Our conventions are very important to the Association, and they are an integral part of the ICGA member experience. There are many reasons why you may not be able to attend, and that is all fine. One day, though, you should check out what it is you are missing. Sure, the hotel rooms cost money (and not cheap money like 40 years ago). The food isn’t ever super cheap (although our chocolate fountain and pizzas in the hospitality room this year may have made you forget about spending money on any food). The hotels are never perfect (I have stayed in hotel rooms that were $50 a night and hotel rooms that were $500 a night, and neither was absolutely perfect). The point of the convention, however, is that we are together. That’s where the fun, the friendship, and the education all begin.

Okay, I want to close this President’s Message with some actions we have taken as a Board to enhance your experience and to make ICGA a better association.

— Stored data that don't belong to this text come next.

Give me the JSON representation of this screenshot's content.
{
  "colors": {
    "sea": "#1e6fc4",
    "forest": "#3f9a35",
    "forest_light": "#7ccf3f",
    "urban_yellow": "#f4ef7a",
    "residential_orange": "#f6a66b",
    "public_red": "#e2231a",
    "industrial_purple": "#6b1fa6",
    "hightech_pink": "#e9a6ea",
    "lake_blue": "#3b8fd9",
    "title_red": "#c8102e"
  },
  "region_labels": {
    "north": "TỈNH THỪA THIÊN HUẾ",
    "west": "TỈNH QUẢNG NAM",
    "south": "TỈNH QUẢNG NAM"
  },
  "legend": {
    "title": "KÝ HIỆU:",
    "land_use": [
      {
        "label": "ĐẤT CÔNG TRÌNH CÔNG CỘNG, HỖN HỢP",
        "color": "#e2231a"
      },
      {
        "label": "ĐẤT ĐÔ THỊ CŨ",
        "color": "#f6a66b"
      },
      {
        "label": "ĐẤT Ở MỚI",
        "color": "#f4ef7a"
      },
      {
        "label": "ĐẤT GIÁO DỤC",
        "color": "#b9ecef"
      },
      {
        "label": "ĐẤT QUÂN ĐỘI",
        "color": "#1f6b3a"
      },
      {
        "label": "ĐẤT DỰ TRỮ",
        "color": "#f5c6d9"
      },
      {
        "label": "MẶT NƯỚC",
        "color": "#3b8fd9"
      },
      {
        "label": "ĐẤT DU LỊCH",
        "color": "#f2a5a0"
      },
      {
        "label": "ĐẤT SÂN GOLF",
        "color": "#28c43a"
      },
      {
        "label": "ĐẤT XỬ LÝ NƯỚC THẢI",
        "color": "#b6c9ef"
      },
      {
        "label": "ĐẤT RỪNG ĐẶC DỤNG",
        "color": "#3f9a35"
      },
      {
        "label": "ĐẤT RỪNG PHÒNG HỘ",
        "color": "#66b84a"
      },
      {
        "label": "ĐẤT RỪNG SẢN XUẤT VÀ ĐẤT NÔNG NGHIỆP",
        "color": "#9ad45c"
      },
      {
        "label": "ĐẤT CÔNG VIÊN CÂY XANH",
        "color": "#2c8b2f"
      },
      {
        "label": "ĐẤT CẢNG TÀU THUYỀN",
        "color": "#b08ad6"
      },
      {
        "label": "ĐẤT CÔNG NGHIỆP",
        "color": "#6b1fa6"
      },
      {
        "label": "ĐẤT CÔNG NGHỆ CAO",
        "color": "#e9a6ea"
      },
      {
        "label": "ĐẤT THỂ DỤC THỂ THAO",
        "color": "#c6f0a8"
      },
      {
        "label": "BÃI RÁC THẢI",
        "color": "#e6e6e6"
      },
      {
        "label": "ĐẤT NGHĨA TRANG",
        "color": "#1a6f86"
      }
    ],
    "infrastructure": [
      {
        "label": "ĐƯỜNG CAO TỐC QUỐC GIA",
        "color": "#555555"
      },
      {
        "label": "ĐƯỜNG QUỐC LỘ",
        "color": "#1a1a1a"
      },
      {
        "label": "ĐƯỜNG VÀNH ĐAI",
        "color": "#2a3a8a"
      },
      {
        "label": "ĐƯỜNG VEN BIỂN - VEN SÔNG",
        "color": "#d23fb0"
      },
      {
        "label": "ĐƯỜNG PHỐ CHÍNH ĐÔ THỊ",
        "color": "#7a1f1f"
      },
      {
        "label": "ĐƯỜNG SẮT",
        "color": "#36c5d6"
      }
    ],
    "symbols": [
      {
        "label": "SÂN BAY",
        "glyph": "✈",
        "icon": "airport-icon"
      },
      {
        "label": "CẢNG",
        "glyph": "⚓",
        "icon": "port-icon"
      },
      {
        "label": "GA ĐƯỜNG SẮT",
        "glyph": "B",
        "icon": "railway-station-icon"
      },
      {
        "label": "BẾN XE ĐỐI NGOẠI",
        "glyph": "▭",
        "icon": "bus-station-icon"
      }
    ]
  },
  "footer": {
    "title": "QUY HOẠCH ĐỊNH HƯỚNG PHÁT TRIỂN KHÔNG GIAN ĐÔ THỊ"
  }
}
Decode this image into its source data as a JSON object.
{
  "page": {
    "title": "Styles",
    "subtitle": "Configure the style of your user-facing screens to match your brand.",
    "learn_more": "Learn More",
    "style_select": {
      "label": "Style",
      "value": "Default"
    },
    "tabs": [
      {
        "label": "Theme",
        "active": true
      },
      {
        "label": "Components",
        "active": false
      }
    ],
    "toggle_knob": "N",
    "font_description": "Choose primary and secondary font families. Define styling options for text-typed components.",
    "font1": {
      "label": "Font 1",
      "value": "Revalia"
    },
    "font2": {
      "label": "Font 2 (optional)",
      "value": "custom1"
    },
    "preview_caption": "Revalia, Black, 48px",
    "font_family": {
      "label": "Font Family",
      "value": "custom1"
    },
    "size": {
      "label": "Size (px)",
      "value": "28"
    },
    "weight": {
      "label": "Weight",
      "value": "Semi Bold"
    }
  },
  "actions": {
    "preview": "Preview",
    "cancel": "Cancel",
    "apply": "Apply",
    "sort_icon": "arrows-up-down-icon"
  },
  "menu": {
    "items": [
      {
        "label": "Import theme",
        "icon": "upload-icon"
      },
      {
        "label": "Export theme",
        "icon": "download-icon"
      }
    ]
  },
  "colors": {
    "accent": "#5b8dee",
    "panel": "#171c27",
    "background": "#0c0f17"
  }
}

The first is the color in the Pump. We have agreed to add color to the Pump in a very discreet way. Carl Booker and I have the exact same aesthetic taste when it comes to color: we want color to be for pictures, and only pictures. You won’t ever open the Pump and see color headlines, text, and cartoons (well, not while Carl and I are around anyway.) Color done professionally costs good money, and we want it to go towards pictures of people and glass.

Another thing the Board has decided is to name our special appreciation award the Frank Fenton Memorial Award. We wanted to honor Frank for being one of the pivotal figures in the history of carnival glass collecting, and he was a true friend to ICGA since its beginnings. This award isn’t given out every year, but it is one that will remind us of Frank for many years to come whenever we honor someone with it.

Finally, we are working to sign the contracts for our next two conventions. The contract for 2007 isn’t signed yet, and so I can’t announce the location. Check on our website at for the latest, and we will have all the information for it in the December issue of the Pump.